Spring 2024 Colloquium - Liesl Yamaguchi - The Colors of the Universal Alphabet
Abstract: Born of a political will to standardize regional pronunciation and to contend with the many non-European languages of overseas Empires, the “universal alphabets” that emerged across Europe in the mid-nineteenth century sought to devise a single set of symbols capable of transcribing all possible sounds of human speech. How does one even envision such sounds? What models emerge to enable their anticipation? This chapter tells the story of the prominent and persistent model that presents vocalic sound in the image of a color triangle. Beginning with the controversy surrounding K.R. Lepsius’s vowel-color pyramid (Standard Alphabet, 1855), it traces Lepsius’s color and vowel triangles back through eighteenth-century phonetics and color theory before locating a possible synesthetic basis for the vowel-color analogy in Lepsius’s diary and assembling the archival evidence for a synesthetic intuition underpinning his vocalic model. Finding Lepsius’s vowel-color analogy to rely less on a phenomenal similarity between colors and vowels than on their opposability, the chapter concludes by observing the uncanny resemblance between Lepsius’s vowel-color pyramid and the vowel-color model that would emerge in the twentieth-century phonology of N.S. Trubetzkoy and Roman Jakobson.

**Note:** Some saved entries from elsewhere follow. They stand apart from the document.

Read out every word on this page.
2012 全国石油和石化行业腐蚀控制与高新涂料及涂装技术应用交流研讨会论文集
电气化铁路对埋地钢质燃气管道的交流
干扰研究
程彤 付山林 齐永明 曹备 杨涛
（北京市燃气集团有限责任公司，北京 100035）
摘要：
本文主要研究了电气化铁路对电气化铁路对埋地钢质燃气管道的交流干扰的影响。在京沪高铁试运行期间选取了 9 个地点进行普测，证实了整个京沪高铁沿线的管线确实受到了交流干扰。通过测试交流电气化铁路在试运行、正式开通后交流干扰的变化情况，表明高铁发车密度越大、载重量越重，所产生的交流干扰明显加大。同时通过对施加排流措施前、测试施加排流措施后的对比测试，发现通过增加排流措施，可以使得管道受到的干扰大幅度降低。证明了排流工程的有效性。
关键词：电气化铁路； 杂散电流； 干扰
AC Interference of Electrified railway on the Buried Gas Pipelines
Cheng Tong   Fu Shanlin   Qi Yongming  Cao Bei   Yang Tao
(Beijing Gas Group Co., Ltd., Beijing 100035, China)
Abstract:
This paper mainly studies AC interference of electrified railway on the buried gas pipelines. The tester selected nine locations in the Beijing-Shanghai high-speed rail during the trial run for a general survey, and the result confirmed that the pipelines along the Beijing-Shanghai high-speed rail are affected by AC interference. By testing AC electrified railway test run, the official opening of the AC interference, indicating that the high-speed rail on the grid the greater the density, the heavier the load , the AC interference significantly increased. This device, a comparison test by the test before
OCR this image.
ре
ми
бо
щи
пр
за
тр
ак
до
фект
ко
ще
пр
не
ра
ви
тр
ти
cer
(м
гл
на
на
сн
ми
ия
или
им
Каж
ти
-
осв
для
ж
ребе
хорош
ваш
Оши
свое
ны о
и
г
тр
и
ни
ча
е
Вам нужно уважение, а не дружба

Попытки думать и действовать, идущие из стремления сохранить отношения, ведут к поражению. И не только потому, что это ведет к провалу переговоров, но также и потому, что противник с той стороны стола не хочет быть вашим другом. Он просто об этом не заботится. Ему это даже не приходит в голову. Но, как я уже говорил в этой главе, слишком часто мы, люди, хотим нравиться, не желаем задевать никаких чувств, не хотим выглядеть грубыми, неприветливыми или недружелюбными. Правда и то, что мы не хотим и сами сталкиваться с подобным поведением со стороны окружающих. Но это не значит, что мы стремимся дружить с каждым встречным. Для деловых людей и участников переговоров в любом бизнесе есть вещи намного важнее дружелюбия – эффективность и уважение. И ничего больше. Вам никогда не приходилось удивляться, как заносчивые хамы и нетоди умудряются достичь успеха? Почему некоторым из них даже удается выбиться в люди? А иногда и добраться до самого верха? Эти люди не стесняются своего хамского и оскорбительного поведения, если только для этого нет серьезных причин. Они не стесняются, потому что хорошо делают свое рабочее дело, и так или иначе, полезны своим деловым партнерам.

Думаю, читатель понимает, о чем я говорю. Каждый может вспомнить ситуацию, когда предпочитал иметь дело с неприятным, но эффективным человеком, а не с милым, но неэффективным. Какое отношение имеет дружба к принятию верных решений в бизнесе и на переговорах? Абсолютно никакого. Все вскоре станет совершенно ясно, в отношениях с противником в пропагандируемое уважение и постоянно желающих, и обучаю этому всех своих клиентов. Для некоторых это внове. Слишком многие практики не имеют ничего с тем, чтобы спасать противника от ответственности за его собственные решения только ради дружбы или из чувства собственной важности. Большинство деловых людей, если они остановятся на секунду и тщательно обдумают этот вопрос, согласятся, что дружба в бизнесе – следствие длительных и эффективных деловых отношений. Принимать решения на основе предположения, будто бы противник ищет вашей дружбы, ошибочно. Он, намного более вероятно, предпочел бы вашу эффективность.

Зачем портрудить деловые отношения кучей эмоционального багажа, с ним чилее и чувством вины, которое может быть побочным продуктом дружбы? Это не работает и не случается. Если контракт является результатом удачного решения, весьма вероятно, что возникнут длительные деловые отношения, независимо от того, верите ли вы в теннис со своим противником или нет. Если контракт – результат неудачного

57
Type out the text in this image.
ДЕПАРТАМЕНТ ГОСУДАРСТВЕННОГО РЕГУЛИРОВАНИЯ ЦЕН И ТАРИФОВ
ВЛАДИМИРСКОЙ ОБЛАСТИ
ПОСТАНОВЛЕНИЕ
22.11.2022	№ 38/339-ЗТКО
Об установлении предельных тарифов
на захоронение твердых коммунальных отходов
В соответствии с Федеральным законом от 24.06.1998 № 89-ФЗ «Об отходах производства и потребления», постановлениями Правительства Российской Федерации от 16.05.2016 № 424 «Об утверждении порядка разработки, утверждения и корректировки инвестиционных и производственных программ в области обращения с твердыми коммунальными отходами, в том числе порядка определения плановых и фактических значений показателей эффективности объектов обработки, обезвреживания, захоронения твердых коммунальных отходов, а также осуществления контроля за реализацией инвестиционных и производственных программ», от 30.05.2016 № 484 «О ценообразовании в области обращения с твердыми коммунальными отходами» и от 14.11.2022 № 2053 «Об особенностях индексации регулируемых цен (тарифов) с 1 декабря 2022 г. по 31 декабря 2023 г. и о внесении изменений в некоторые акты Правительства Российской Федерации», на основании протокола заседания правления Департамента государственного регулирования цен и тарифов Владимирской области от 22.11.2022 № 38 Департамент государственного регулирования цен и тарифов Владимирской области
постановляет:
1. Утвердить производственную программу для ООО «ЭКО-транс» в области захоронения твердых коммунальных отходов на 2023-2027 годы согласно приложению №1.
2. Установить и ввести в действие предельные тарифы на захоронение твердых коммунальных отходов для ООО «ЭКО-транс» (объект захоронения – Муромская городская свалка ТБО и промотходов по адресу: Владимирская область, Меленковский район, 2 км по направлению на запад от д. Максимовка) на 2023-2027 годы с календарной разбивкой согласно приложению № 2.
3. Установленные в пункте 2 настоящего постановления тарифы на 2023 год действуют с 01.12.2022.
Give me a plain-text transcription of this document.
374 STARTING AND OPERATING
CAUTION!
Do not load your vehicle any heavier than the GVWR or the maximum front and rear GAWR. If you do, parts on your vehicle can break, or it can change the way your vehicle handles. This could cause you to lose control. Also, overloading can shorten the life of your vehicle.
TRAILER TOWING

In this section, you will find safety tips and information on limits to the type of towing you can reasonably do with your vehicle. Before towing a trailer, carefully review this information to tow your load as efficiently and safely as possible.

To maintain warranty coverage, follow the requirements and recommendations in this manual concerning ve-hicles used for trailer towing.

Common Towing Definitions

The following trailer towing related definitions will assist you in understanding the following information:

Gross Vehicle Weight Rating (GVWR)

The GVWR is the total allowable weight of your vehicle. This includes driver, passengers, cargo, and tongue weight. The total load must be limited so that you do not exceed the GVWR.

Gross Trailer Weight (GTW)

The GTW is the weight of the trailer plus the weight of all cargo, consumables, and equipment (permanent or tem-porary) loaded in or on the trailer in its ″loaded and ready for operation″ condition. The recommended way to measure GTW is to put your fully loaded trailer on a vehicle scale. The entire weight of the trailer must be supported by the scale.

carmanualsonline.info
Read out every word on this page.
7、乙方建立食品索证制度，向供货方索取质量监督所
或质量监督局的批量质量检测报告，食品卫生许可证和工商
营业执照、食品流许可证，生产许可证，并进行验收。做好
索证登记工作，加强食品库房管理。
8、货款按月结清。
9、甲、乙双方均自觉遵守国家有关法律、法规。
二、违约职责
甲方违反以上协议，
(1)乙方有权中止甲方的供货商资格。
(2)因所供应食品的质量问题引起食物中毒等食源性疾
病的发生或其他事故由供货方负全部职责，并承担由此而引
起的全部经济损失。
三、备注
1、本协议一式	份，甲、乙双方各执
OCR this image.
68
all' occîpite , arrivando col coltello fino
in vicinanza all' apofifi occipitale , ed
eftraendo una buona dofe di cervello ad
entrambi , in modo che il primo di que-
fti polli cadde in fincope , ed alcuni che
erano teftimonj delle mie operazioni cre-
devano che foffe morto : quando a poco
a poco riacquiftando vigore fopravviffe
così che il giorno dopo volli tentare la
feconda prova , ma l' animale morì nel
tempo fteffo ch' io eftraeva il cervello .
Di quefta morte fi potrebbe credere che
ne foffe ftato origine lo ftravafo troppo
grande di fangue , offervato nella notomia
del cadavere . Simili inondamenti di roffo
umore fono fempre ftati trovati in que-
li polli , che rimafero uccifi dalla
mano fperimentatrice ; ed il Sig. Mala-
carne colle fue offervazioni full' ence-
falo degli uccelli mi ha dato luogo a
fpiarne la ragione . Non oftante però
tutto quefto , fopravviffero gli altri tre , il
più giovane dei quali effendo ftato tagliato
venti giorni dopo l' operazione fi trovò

Event Logistics: 3pm in Kerr 278 on May 6th.
Speaker Biography: Dr. Liesl Yamaguchi is Assistant Professor of French at the University of California, Berkeley. Her work at the interstices of literary theory, poetics, and the history of linguistics has been recognized with the Vivien Law Prize in the History of Linguistics (Henry Sweet Society, 2022), the Ralph Cohen Prize for the Best Essay by an untenured scholar in literary studies (New Literary History, 2019), and the Society of Dix-neuviémistes of the UK and Ireland (2020). Her first monograph, On the Colors of Vowels: Thinking Through Synesthesia is forthcoming with Fordham University Press (Fall 2024).